Anbang Insurance group's Beijing headquarter. Guo Liuzuo / For China Daily |
Just one year after China's Anbang Insurance Group bought the Dutch insurer Vivat, it has pulled off a surprise by turning the loss-making entity into a profitable one through effective management and market-centric strategies.
Vivat delivered a record net profit of 578 million euros ($649 million) in the first half of 2016, according to Vivat results released on Aug 31.
Anbang's success is being hailed as a template for a successful post-merger integration that can be followed by other Chinese companies. It comes at a time when Chinese outbound acquisitions are reaching record levels.
Unlike most Chinese acquisitions, which only inject capital and leave business decisions to existing overseas management teams, Anbang became actively involved in Vivat's management and its strategic focus.
Vivat CEO Ron van Oijen says Anbang enhanced Vivat's profitability by abolishing unprofitable businesses, optimizing asset allocation and building up Vivat's core business model in products, service and channel innovation. Anbang also ensured effective implementation of the strategies through optimization of governance, organizational structure and allocation of personnel.
Anbang acquired Vivat in July last year for 150 million euros. Vivat is the former insurance arm of Dutch financial institution SNS Reaal NV. Despite Vivat posting losses at the time, Anbang appreciated its history of more than 100 years and its status as one of the top six insurance companies in the Netherlands.
Howard Yu, a professor of strategic management and innovation at IMD Business School in Switzerland, says Anbang's success with Vivat champions a groundbreaking model in which the Chinese acquirer injects new management expertise into its European target, in contrast to many Chinese outbound acquirers that aim to learn from their Western targets.

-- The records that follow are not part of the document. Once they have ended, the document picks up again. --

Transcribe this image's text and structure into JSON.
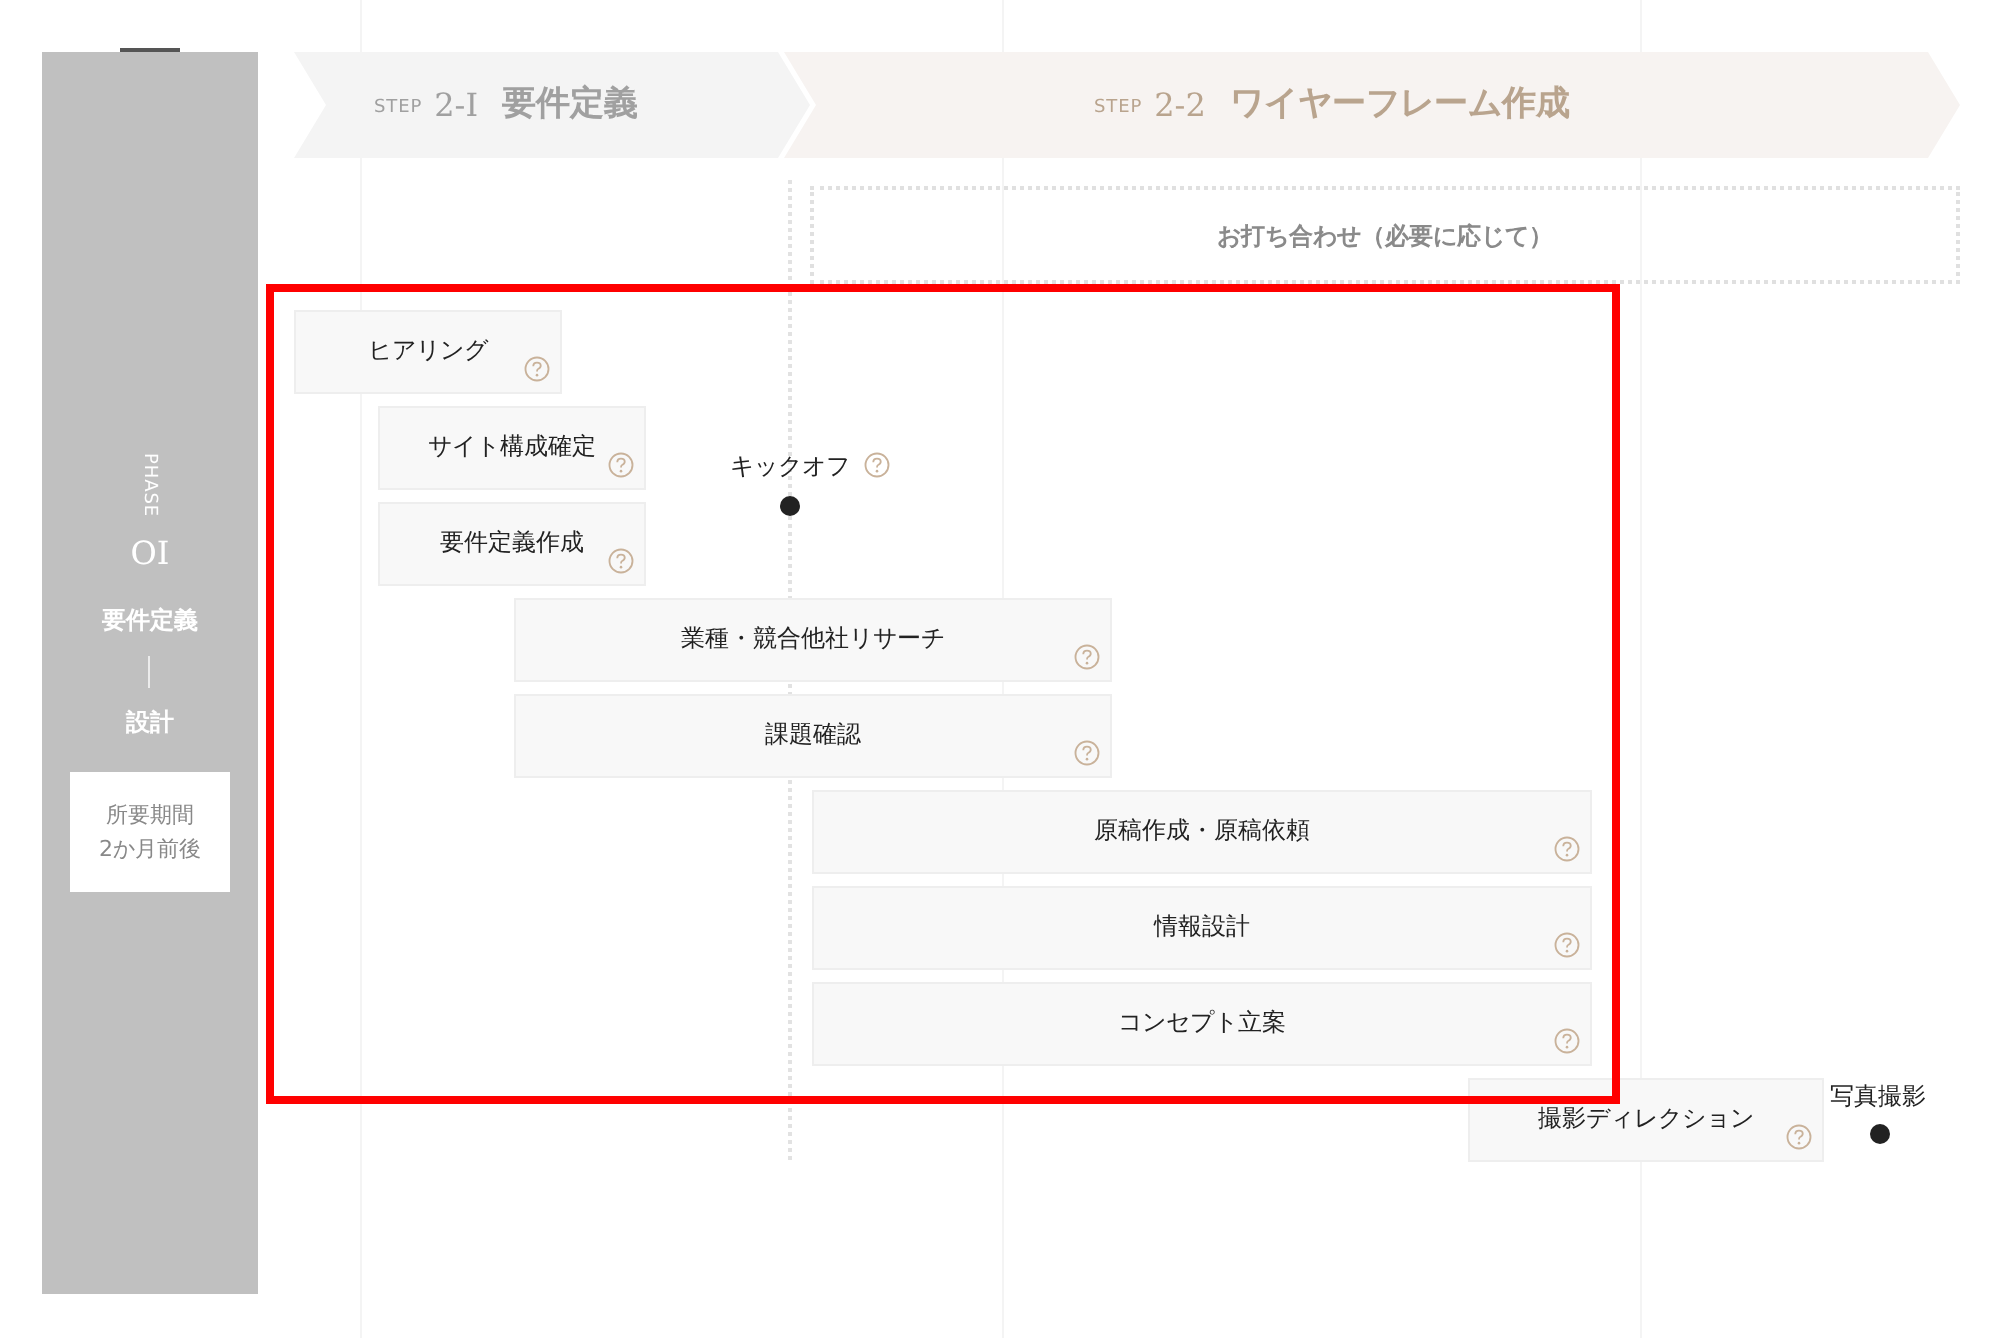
{
  "phase": {
    "label": "PHASE",
    "number": "OI",
    "title": "要件定義",
    "subtitle": "設計",
    "duration": [
      "所要期間",
      "2か月前後"
    ]
  },
  "steps": [
    {
      "prefix": "STEP",
      "number": "2-I",
      "title": "要件定義",
      "selected": false
    },
    {
      "prefix": "STEP",
      "number": "2-2",
      "title": "ワイヤーフレーム作成",
      "selected": true
    }
  ],
  "meeting": {
    "label": "お打ち合わせ（必要に応じて）"
  },
  "milestones": [
    {
      "label": "キックオフ",
      "help": true
    },
    {
      "label": "写真撮影",
      "help": false
    }
  ],
  "tasks": [
    {
      "label": "ヒアリング"
    },
    {
      "label": "サイト構成確定"
    },
    {
      "label": "要件定義作成"
    },
    {
      "label": "業種・競合他社リサーチ"
    },
    {
      "label": "課題確認"
    },
    {
      "label": "原稿作成・原稿依頼"
    },
    {
      "label": "情報設計"
    },
    {
      "label": "コンセプト立案"
    },
    {
      "label": "撮影ディレクション"
    }
  ]
}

"This might well be another indication of Chinese enterprise moving up the value chain," Yu says, adding that Anbang's innovative management of Vivat, with its emphasis on social media marketing and online and mobile distribution, are key to its success. In 2015, Anbang helped Vivat launch a new application in the Apple Store to help users calculate premiums, submit claims and make inquiries about insurance on their smartphones. Users can also obtain support for this service through social media platforms, including Twitter and WhatsApp.

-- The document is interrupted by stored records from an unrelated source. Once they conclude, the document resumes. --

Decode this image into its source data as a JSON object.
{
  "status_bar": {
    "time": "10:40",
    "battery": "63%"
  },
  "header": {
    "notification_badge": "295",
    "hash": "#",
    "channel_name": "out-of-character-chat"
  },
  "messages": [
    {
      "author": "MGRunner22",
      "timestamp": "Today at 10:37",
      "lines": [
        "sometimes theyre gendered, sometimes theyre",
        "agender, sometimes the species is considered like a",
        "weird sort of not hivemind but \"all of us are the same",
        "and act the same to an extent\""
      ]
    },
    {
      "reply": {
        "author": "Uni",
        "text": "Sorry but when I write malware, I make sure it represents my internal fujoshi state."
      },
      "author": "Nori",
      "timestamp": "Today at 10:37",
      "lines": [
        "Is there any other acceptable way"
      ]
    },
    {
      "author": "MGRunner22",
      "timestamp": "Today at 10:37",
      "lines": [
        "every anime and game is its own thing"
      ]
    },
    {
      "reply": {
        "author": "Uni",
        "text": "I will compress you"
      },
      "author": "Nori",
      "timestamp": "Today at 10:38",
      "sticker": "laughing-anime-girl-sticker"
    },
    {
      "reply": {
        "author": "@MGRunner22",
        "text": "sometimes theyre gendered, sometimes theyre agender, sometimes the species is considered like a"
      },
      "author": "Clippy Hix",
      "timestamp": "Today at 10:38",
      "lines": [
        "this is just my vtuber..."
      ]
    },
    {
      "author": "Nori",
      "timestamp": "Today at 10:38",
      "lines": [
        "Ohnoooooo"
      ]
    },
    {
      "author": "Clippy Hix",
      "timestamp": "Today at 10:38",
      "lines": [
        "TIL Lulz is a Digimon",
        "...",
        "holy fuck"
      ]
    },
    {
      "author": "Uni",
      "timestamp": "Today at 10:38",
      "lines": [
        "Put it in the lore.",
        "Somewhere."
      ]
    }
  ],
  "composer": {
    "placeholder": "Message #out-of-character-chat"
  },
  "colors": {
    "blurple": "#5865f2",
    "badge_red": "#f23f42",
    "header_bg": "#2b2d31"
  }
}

Christopher Bovis, professor of European and international business law at the University of Hull, says Anbang's acquisition of Vivat initially took many by surprise because of Vivat's low profitability and margin erosion due to its diluted and unfocused strategy. He says that was detrimental in the insurance market, which is underpinned by dynamic market currents and influenced by short-term demand fluctuations.
Bovis says the core of Anbang's success lay in three strategies. First, it installed a corporate team at Vivat to implement a customer-centric approach. Second, it made changes to Vivat's cost structure to allow performance optimization. And third, it established an intelligent process that helps with assessing and pricing risk in insurance underwriting.
Anbang brought to Vivat a new understanding of the 21st century insurance market and its needs, which was effectively a makeover of a 100-year-old, traditional company, says Alan Barrell, entrepreneur in residence at the Judge Business School at the University of Cambridge.
Barrell says he expects to see more aging and struggling Western companies invigorated and transformed for extended and profitable lives, thanks to the injection of Chinese innovation and vigor, "not just Chinese money".